The D-110 (a direct descendent of the D-50 keyboard and the D-550 module) is based on Roland's "Linear Arithmetic" (LA) synthesis. They never say just what Linear Arithmetic means. All that they say about it in the owner's manual is that "LA synthesis involves a great many technological advances resulting not only in a superior sound quality but also an improved ease of programming." Hmm...
The manual goes on to say that, along with the stereo outs, "the D-110 features 6 independent Multi outputs where 6 different sounds can be sent out separately." "The D-110 has 8 Parts which work like conventional synthesizers, and a Rhythm Part which behaves like the sounds of a rhythm machine. Each Part can be controlled by information on a different MIDI channel.
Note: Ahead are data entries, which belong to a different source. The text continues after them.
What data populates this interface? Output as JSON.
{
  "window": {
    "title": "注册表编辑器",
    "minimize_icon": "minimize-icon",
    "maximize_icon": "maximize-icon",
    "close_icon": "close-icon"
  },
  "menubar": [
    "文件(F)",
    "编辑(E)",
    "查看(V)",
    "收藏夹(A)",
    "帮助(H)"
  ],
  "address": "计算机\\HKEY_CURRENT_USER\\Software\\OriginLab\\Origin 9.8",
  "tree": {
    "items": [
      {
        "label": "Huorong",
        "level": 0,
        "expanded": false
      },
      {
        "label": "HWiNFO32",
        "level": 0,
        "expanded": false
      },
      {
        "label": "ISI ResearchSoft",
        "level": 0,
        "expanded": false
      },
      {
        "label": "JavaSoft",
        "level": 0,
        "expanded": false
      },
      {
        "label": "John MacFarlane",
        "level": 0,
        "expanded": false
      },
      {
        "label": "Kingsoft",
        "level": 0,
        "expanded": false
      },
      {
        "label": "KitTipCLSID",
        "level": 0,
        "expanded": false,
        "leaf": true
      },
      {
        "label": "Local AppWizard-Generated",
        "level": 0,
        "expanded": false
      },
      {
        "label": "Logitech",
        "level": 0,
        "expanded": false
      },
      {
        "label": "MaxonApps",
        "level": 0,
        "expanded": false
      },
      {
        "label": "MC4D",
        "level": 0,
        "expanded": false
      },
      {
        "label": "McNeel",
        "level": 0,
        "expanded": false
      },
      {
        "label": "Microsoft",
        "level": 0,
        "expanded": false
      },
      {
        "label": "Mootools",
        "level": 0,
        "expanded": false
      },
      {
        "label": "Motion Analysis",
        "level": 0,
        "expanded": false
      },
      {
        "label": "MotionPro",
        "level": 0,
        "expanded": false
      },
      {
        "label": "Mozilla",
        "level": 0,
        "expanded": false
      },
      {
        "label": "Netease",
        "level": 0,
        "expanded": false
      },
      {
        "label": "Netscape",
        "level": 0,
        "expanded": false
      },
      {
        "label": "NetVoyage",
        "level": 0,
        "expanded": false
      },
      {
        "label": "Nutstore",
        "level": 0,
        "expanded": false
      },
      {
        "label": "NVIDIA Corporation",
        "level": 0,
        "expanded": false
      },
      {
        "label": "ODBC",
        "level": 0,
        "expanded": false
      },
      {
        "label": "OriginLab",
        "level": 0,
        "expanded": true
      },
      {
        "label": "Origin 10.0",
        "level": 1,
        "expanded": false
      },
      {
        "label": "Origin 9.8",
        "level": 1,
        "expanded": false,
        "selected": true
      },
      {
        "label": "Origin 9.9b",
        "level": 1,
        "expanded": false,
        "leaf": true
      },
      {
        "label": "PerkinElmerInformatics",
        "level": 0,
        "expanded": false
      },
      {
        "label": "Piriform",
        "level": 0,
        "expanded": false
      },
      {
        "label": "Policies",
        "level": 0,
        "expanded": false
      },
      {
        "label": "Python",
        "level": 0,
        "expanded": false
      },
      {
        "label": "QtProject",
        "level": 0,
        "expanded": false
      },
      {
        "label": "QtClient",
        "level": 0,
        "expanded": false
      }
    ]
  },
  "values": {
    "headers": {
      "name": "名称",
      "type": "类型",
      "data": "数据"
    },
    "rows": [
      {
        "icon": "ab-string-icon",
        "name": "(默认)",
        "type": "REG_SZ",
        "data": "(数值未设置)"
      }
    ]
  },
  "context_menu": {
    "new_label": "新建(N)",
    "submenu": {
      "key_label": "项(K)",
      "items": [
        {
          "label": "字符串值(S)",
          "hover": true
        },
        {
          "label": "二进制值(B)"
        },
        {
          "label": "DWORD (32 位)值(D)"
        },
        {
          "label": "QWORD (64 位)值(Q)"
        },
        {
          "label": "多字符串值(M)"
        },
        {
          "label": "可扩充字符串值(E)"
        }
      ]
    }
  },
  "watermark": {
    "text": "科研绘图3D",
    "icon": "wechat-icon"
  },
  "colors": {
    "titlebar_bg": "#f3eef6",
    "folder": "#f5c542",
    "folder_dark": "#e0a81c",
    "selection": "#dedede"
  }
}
"A Tone is the basic unit of sound." However, each Tone is comprised of up to four "Partials" grouped into two pairs. The D110 can play as many as 32 Partials at one time. Therefore, if all of the sounds you are playing use all four available Partials, your polyphony is cut down to only 8 notes. "A Partial uses either a Synthesizer Sound Generator ( = similar to a conventional analog synthesizer) or a PCM Sound Generator ( = PCM sampling)." Each pair of Partials may be outputted separately or ring modulated together.
"The D-110's memory capacity can retain 128 different Preset Tones, 64 user-programmed Tones, and 63 Preset Rhythm Tones. A Timbre consists of Tones and Performance Controlling Functions. The D-110 can store up to 128 Timbres, and any of these Timbres can be aligned to each Part. A Patch is a collection of Reverb [from the D-110's Reverb section] and Part settings. The D-110 can store up to 64 Patches."
"The Rhythm Part of the D-110 can use up to 85 Rhythm Tones, Preset Rhythm Tones, and the Tones you have programmed yourself. Each Rhythm Tone can have a different Pan and Level setting, as desired."
The follow-up D-20 keyboard version adds an 8-track sequencer.